This is surely more than enough to identify me, but since I probably wouldn't have gotten into grad school if I didn't learn of this forum when I started college, I will repay the favor and imbue unbearable anxiety on future generations the same way this did to me.
PROFILE:
Type of Undergrad: top 2 Canadian (the better one ;))
Undergrad GPA: 3.9
Type of Grad: none, do grad courses count?
Grad GPA: if grad courses count then 4.0, otherwise none
GRE: 168Q
Math Courses: grad real analysis, grad functional analysis, and all the analysis courses up to those; graph theory, nonlinear optimization, topology, linear algebra (B+), measure theoretic probability theory, stats I © and II (all A's and A-'s except for noted)
Econ Courses: phd metrics at top 5, phd micro sequence at undergrad, phd education econ, two thesis-courses, development, urban, empirical IO, and core courses up to advanced level (all A's)
Other Courses: basically none.
Letters of Recommendation: top 5 prof (leader in field) who I work for as an RA for two years, prof from undergrad who taught me a field course and we discussed a lot of research, prof from undergrad who I worked for as an RA for 2.5 years (see below). All of them are young and recently-tenured and probably think that I'm halfway decent (that's my posterior anyway).

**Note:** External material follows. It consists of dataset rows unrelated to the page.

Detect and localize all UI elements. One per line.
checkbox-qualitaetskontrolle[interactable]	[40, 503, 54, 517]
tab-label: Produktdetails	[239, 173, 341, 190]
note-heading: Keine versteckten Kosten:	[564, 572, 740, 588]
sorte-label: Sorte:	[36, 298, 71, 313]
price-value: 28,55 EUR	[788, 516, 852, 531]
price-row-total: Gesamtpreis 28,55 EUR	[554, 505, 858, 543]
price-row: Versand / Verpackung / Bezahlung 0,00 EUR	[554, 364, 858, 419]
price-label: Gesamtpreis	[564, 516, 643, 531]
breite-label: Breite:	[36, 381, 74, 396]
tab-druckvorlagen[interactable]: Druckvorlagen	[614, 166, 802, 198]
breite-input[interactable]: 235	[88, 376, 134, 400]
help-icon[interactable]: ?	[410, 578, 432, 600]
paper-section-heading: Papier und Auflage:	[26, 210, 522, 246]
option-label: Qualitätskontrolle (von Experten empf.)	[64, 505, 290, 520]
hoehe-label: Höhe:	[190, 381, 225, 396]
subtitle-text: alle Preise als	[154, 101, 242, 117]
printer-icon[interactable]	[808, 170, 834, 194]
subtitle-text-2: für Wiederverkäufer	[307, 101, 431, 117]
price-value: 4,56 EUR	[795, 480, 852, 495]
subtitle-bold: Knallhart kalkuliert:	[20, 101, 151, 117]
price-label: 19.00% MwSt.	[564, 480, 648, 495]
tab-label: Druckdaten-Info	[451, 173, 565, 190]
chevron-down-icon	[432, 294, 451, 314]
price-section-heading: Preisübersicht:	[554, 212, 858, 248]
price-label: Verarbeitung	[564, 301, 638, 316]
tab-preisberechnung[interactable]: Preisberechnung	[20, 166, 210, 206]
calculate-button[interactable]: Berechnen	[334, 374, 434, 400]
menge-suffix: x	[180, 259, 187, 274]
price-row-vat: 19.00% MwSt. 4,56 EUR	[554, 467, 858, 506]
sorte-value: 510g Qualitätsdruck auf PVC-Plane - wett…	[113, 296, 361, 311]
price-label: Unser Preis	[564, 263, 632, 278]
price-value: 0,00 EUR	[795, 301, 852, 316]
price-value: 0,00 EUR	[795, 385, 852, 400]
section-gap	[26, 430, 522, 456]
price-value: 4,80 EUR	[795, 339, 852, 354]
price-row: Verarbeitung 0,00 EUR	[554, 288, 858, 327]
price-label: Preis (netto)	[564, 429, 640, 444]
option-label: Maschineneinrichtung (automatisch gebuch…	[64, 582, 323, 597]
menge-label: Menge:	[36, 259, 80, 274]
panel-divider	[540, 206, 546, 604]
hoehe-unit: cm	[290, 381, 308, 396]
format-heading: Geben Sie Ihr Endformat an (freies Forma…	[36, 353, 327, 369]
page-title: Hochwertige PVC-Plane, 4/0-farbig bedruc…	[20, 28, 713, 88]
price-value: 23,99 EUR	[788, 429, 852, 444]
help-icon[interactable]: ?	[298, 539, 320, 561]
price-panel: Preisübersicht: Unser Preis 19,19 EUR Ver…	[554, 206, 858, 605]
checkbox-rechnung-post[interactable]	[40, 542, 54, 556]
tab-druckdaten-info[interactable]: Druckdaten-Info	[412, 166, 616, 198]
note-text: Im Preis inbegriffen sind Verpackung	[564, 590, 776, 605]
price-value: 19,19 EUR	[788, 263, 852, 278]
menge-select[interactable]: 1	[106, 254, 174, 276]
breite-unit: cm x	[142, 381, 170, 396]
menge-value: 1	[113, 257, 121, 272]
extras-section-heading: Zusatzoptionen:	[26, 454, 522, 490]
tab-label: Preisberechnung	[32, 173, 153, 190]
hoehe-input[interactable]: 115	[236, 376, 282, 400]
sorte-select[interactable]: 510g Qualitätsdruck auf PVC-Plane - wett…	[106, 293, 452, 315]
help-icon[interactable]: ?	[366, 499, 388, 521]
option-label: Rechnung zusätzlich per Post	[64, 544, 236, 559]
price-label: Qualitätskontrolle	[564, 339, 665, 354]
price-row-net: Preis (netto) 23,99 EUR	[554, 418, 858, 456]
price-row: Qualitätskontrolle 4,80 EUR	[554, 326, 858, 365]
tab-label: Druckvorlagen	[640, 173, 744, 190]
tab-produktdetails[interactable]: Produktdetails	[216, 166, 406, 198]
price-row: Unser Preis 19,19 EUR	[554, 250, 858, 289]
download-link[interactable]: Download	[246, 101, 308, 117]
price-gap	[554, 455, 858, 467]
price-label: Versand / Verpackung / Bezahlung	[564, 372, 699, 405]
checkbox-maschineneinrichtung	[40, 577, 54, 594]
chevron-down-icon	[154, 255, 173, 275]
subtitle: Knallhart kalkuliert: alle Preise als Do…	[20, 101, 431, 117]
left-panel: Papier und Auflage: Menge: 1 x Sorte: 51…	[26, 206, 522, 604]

Research Experience: second year project over at the school of the environment, 2.5 years with J-PAL/IPA affiliated project during undergrad, 2 years at a top 5 full-time RA. Two work-in-progress projects that definitely made it into my rec letters.
Teaching Experience: none
Research Interests: IO, political, development
SOP: basically the abstract of my undergrad thesis and the abstract of one of my current projects back to back
Other:
RESULTS: I applied to basically everything on Earth
Acceptances: Princeton, Berkeley (partial), Northwestern, Columbia, NYU, UBC, Michigan, Wisconsin-Madison, Duke, Maryland, Toronto MA
Waitlists: Chicago, NYU Stern, UCSD, Chicago Booth, UCLA
Rejections: MIT, Harvard, HBS bus ec, Yale, Chicago Harris, Stanford GSB, Stanford, Wharton AE (declined to interview), Brown, Sloan sociology (lol), Columbia management (lol^2), Fuqua decision sciences (withdrew), Penn
Comments:
What would you have done differently?
Probably not get a C in first year stats?
I should have started my own research earlier instead of riding on coat-tails for a couple of years in undergrad.
I should have gone out of my way more to talk to professors at my undergrad and at the top 5 I'm currently at --- that way I would have had a wider advising network for both my own work and different research opportunities (although I've gotten my ideal RA-position each time I've had to apply for one).
To any undergrad at my alma mater: feel free to send me a message or email if you know who I am, I'm more than happy to advise!